PREFACE THE OBESITY EPIDEMIC

More than one-third of U.S. adults (35.7 percent) are obese. By 2030, this number will have risen to 51 percent of the adult population.1 Childhood obesity is even more alarming; the incidence has doubled in children and tripled in adolescents in the past 30 years, increasing to 18 percent for both groups.2

Many studies attempt to shed light on what causes obesity—or certainly what exacerbates or accelerates the propensity to put on enough weight over enough time to qualify as being obese. One of these causes is most certainly one's gene pool. As an overweight person my whole life, I can testify to my lifelong battle with the bulge from my childhood years through adulthood. In 2012, I shed 40 pounds in an attempt to (for the final time . . . yeah, that's what I said the previous ten times) take back my life. Weight gain is like a ninja. It quietly stalks you, studies up on you, waits patiently for the right time to strike, and then sneaks up on you until—pop—that pants' button is liberated from its safe house at the expense of your dignity.

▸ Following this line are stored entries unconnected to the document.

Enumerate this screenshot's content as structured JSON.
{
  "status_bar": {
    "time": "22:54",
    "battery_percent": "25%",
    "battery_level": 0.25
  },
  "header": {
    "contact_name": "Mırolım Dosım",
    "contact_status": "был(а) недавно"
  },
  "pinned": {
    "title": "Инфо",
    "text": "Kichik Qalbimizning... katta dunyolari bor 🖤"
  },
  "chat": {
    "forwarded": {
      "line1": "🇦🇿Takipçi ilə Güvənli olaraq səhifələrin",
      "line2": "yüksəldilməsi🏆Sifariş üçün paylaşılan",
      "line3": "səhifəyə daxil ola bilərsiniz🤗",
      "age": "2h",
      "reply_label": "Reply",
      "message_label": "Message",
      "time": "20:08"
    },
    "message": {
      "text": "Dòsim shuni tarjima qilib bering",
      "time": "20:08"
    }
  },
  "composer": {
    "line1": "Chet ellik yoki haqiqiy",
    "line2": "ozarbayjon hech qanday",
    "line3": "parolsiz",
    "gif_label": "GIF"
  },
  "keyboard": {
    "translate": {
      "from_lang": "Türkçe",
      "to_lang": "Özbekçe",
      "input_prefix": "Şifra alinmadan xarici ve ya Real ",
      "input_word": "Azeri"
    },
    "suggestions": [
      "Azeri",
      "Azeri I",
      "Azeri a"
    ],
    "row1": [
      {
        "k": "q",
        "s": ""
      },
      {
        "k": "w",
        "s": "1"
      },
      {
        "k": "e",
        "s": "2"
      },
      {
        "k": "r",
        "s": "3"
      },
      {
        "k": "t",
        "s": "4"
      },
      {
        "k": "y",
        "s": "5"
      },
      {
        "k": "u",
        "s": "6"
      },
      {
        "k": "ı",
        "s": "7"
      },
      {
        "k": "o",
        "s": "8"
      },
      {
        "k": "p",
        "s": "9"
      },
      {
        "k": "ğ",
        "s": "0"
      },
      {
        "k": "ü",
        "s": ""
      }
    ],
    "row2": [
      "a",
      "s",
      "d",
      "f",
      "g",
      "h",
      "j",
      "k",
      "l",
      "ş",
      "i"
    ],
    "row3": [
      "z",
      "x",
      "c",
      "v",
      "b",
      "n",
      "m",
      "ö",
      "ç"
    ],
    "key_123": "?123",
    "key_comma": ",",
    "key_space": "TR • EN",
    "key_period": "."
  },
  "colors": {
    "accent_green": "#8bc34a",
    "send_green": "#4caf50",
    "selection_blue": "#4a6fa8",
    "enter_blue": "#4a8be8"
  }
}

Weight gain is almost certainly a cultural phenomenon as well.

In a country and culture where more is more—where supersizing and Big Gulps are as American as apple pie and chants of U-S-A, U-S-A—it is hip (literally) to go big or go home. Entire television shows, such as Man v. Food, were created to embrace gluttony.

And today it is an epidemic. It is estimated that the cost of treating those additional obese people ...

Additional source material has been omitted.